REPUBLIKA.CO.ID, oleh Rizky Suryarandika
Mahkamah Konstitusi (MK) pada Rabu (29/11/2023) menolak permohonan pengujian Pasal 169 huruf q UU Pemilu yang berubah oleh Putusan MK Nomor 90/PUU-XXI/2023. Perkara bernomor 141/PUU-XXI/2023 itu dipandang MK layak ditolak karena aturan syarat usia capres/cawapres sudah final.
Dalam pertimbangan hukum, MK menyatakan putusan tersebut secara hukum sudah berlaku semenjak dibacakan dalam sidang terbuka untuk umum. Dengan demikian ketentuan syarat usia capres/cawapres bersifat final dan mengikat.
"Jika dikaitkan dengan ketentuan norma Pasal 10 dan Pasal 47 UU MK serta Pasal 77 Peraturan MK Nomor 2 Tahun 2021, maka Mahkamah berpendapat putusan a quo adalah putusan yang dijatuhkan oleh badan peradilan pada tingkat pertama dan terakhir yang putusannya bersifat final," kata hakim MK Enny Nurbaningsih dalam sidang pengucapan putusan pada Rabu (29/11/2023).
MK menegaskan, terhadap putusan syarat usia capres/cawapres tidak dapat dilakukan upaya hukum.

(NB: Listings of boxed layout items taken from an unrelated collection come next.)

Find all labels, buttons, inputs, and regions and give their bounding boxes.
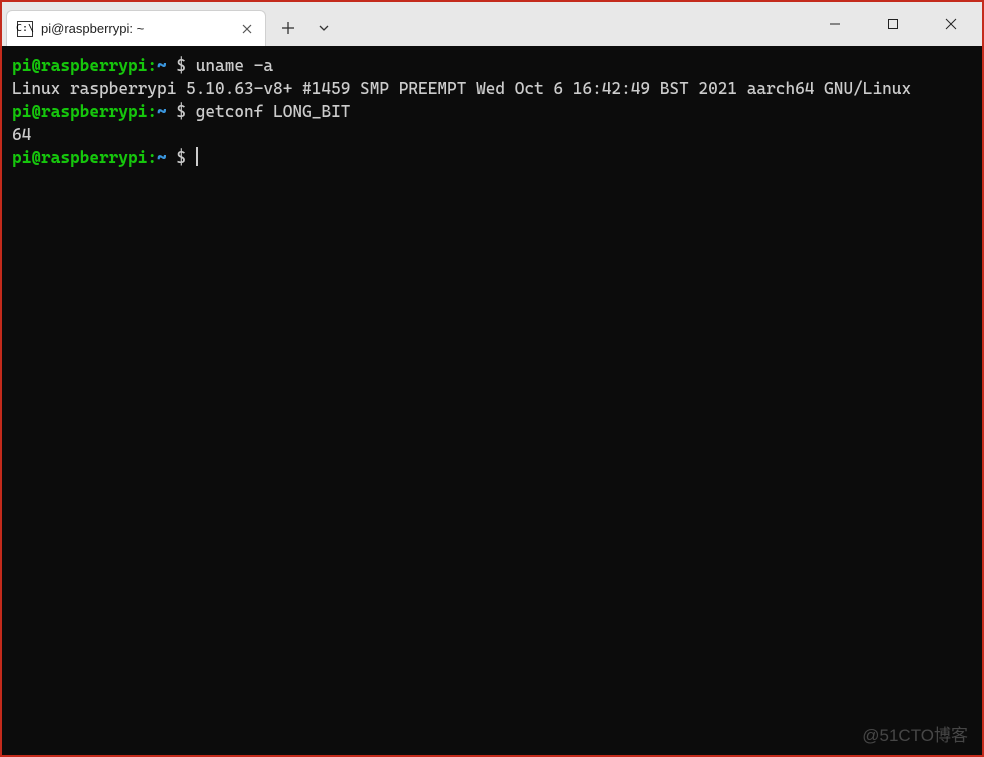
terminal-icon: C:\ bbox=[17, 21, 33, 37]
prompt-user: pi@raspberrypi bbox=[12, 102, 147, 121]
active-tab[interactable]: C:\ pi@raspberrypi: ~ bbox=[6, 10, 266, 46]
terminal-line: pi@raspberrypi:~ $ uname -a bbox=[12, 54, 972, 77]
terminal-line: 64 bbox=[12, 123, 972, 146]
window-controls bbox=[806, 2, 982, 46]
maximize-icon bbox=[887, 18, 899, 30]
tab-close-button[interactable] bbox=[239, 21, 255, 37]
prompt-dollar: $ bbox=[167, 102, 196, 121]
close-icon bbox=[242, 24, 252, 34]
output-text: Linux raspberrypi 5.10.63-v8+ #1459 SMP … bbox=[12, 79, 911, 98]
prompt-separator: : bbox=[147, 102, 157, 121]
close-window-button[interactable] bbox=[922, 4, 980, 44]
tab-title: pi@raspberrypi: ~ bbox=[41, 21, 231, 36]
tab-area: C:\ pi@raspberrypi: ~ bbox=[2, 2, 806, 46]
prompt-path: ~ bbox=[157, 56, 167, 75]
output-text: 64 bbox=[12, 125, 31, 144]
command-text: getconf LONG_BIT bbox=[196, 102, 351, 121]
prompt-separator: : bbox=[147, 148, 157, 167]
prompt-user: pi@raspberrypi bbox=[12, 148, 147, 167]
new-tab-button[interactable] bbox=[270, 10, 306, 46]
terminal-line: Linux raspberrypi 5.10.63-v8+ #1459 SMP … bbox=[12, 77, 972, 100]
maximize-button[interactable] bbox=[864, 4, 922, 44]
terminal-content[interactable]: pi@raspberrypi:~ $ uname -aLinux raspber… bbox=[2, 46, 982, 755]
prompt-path: ~ bbox=[157, 102, 167, 121]
terminal-line: pi@raspberrypi:~ $ getconf LONG_BIT bbox=[12, 100, 972, 123]
watermark: @51CTO博客 bbox=[862, 724, 968, 747]
tab-dropdown-button[interactable] bbox=[306, 10, 342, 46]
close-icon bbox=[945, 18, 957, 30]
prompt-path: ~ bbox=[157, 148, 167, 167]
plus-icon bbox=[281, 21, 295, 35]
command-text: uname -a bbox=[196, 56, 273, 75]
cursor bbox=[196, 147, 198, 166]
minimize-button[interactable] bbox=[806, 4, 864, 44]
minimize-icon bbox=[829, 18, 841, 30]
prompt-separator: : bbox=[147, 56, 157, 75]
prompt-dollar: $ bbox=[167, 148, 196, 167]
terminal-line: pi@raspberrypi:~ $ bbox=[12, 146, 972, 169]
chevron-down-icon bbox=[318, 22, 330, 34]
terminal-window: C:\ pi@raspberrypi: ~ bbox=[0, 0, 984, 757]
title-bar: C:\ pi@raspberrypi: ~ bbox=[2, 2, 982, 46]
prompt-dollar: $ bbox=[167, 56, 196, 75]
prompt-user: pi@raspberrypi bbox=[12, 56, 147, 75]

Hal itu disebabkan MK sebagai badan peradilan konstitusi di Indonesia tak mengenal adanya sistem stelsel berjenjang.
"Sistem itu mengandung esensi adanya peradilan secara bertingkat yang masing-masing mempunyai kewenangan untuk melakukan koreksi oleh badan peradilan di atasnya terhadap putusan badan peradilan pada tingkat yang lebih rendah sebagai bentuk 'upaya hukum'," ujar Enny.
Selain itu, MK mengakui pelanggaran etika berat yang menjerat mantan Ketua MK Anwar Usman saat penyusunan putusan Nomor 90/PUU-XXI/2023. Tetapi, hal itu menurut MK tak sekaligus membuat putusan tersebut bisa disidangkan ulang dengan majelis hukum yang berbeda. Hal Ini sebagaimana ketentuan Pasal 17 Undang-undang Nomor 48 Tahun 2009 tentang Kekuasaan Kehakiman.
"Pembentukan majelis yang berbeda untuk memeriksa kembali perkara sebagaimana yang dimaksudkan Pasal 17 ayat (7) UU 48/2009 tidak mungkin dapat diterapkan di Mahkamah Konstitusi," ucap Enny.
MK juga menerangkan UU Kekuasaan Kehakiman sebagai undang-undang yang sifatnya lebih umum daripada UU MK. Sehingga, sesuai asas hukum lex specialis derogate legi generali, maka beleid yang bersifat khusus akan mengesampingkan beleid yang sifatnya umum.
"Berdasarkan uraian pertimbangan hukum di atas, di dalam mempertimbangkan dalil permohonan pemohon, khususnya berkenaan dengan inkonstitusionalitas norma sebagaimana yang didalilkan oleh pemohon, Mahkamah lebih menekankan dengan bertumpu pada UU MK yang bersifat khusus," ujar Enny.